Planned Parenthood will be offering mobile services to clients in need of abortions in an RV, in addition to serving them at brick-and-mortar locations like this one. (Credit: American Life League, Flickr)

Planned Parenthood officials announced on Monday that the organization will be establishing its first-ever mobile abortion clinic.

This announcement came 100 days after the Supreme Court overturned Roe v. Wade, declaring that American people do not have a constitutional right to an abortion. Since then, a slew of states have banned the procedure, leaving patients from these states with no choice but to travel — often long distances — to “haven states” where they can safely and legally get abortions

Operating in southern Illinois, the mobile facility will traverse the borders of neighboring states that prohibit abortion, such as Missouri, Kentucky and Tennessee. The mobile abortion clinic is designed to reduce travel times for patients traveling from other regions by meeting them where they are. 

The clinic, housed in an RV, will include a small waiting area, a laboratory and two exam rooms. According to officials, it will offer abortion pills up to 11 weeks gestation and eventually surgical abortions. Patients will also follow the same two-drug protocol mandated at permanent Planned Parenthood facilities, approved by the Food and Drug Administration.

“The only thing that will change is the fact that now they might only have to drive five hours instead of nine hours,” said Dr.

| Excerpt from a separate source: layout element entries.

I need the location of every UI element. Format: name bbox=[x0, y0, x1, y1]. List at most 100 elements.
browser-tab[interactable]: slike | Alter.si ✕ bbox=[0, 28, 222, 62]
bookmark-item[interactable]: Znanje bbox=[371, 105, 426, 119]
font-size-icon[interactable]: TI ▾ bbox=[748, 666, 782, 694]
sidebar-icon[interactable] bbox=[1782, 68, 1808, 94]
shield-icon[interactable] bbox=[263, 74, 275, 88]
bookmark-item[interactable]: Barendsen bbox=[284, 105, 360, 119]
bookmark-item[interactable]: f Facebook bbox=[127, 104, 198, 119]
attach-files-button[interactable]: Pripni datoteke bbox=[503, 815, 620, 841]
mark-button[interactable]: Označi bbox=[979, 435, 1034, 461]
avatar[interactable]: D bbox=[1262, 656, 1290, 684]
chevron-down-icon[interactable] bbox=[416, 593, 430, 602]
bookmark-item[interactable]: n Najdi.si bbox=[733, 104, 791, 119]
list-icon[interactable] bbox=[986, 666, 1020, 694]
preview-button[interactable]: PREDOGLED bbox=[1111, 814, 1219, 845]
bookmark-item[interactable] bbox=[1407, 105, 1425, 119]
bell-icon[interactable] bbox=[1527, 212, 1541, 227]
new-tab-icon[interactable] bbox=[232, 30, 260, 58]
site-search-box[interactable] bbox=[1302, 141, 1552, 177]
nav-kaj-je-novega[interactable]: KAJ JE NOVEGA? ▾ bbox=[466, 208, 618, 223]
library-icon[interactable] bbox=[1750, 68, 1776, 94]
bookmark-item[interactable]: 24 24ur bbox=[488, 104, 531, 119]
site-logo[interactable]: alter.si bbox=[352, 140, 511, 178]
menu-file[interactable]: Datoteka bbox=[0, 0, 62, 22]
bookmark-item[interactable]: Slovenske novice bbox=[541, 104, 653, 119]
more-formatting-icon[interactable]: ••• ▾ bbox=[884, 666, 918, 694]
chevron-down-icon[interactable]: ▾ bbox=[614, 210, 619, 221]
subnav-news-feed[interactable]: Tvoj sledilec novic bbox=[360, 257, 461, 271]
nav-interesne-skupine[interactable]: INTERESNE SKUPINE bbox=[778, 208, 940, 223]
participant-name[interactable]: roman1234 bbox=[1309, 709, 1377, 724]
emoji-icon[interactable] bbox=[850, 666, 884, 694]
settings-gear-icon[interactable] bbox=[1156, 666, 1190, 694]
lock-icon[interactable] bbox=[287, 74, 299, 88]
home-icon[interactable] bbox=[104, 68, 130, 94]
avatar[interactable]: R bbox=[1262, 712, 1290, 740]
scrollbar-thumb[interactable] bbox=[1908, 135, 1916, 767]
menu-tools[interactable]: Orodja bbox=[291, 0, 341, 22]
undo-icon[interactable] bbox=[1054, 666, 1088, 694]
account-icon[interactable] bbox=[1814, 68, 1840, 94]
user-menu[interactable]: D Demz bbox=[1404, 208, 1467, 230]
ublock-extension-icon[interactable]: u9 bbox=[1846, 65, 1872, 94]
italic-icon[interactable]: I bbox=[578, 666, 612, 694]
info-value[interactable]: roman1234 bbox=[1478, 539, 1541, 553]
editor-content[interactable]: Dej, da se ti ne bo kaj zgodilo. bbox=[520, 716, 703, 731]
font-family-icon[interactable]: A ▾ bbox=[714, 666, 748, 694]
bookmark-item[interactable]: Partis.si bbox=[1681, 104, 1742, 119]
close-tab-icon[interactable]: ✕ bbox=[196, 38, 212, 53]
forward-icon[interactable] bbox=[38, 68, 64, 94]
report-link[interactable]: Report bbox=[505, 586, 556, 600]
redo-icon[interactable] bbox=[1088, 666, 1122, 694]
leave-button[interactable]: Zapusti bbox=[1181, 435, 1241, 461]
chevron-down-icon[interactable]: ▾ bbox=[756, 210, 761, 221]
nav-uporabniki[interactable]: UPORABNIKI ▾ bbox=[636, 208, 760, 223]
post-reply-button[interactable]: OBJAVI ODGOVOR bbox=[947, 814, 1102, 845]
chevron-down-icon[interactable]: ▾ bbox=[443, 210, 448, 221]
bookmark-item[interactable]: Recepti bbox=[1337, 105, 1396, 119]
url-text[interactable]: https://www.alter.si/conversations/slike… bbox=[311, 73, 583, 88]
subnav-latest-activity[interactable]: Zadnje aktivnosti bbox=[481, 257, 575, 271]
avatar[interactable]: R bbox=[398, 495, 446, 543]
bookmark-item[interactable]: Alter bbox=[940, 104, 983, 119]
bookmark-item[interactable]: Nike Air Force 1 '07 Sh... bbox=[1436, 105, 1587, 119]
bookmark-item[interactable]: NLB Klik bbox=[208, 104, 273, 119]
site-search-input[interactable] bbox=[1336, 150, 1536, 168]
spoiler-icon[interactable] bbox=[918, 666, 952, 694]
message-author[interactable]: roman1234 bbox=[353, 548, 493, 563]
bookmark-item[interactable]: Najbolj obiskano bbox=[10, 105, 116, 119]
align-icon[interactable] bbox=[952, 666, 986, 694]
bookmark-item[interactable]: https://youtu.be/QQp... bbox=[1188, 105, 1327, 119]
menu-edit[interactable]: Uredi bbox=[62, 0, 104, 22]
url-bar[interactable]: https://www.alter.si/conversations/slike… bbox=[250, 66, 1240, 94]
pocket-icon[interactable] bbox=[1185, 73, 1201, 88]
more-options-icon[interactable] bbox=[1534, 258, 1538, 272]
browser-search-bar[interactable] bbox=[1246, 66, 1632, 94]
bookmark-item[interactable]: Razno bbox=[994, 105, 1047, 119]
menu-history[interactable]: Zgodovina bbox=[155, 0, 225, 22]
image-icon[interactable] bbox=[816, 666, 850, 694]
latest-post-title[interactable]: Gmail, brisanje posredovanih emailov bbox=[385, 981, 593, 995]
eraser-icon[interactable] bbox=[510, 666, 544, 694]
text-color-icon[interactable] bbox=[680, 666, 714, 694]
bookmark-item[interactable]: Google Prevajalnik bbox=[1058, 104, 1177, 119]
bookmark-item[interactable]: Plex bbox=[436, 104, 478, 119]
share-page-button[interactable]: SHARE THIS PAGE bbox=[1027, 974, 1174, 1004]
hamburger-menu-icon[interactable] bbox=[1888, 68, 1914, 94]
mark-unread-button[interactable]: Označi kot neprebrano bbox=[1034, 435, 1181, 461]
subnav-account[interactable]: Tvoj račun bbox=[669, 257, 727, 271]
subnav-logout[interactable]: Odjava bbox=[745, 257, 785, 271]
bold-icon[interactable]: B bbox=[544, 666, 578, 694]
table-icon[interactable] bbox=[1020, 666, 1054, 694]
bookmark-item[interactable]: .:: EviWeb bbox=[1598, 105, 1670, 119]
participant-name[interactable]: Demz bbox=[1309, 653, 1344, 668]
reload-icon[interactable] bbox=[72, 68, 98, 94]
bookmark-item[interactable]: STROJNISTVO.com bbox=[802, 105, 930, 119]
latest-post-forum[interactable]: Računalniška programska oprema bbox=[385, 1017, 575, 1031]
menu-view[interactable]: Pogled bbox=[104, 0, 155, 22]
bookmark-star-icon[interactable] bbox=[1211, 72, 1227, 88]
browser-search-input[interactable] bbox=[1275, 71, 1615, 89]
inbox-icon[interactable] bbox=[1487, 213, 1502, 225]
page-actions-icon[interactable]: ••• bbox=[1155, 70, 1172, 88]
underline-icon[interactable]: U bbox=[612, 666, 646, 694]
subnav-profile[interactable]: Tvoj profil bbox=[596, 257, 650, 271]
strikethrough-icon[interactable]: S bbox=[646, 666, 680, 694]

Colleen McNicholas, the region’s chief medical officer for Planned Parenthood, in an interview with NPR

This isn’t the first initiative Planned Parenthood has taken to aid patients from states where abortion is prohibited. Back in 2019, the organization anticipated the Dobbs v. Jackson Women’s Health Organization decision and opened a clinic in Fairview Heights, Illinois — right near the Missouri border. 

Illinois has become a go-to haven state for people from the South and Midwest whose home states have taken away their right to an abortion and have stripped them of all resources to obtain one safely.  The Fairview Heights clinic alone is projected to treat 14,000 patients from other states per year — a 30% increase since the Supreme Court ruling in June.

The overflow of patients has led to longer wait times for appointments, according to Yamelsie Rodriguez, president and CEO of Planned Parenthood of the St. Louis Region and Southwest Missouri. She told CBS news that wait times have gone from an average of four days to two-and-a-half weeks since June.

Officials are still mapping out the most efficient routes with stopping points such as healthcare facilities and churches. Planned Parenthood may open more mobile facilities in the future if this one proves successful. 

Rodriguez said thie initiative is part of a larger movement to provide reproductive healthcare in underserved, rural parts of the state by expanding services including contraception, STI screening and transgender care. 

The RV is expected to arrive this month and be fully operational by the end of the year.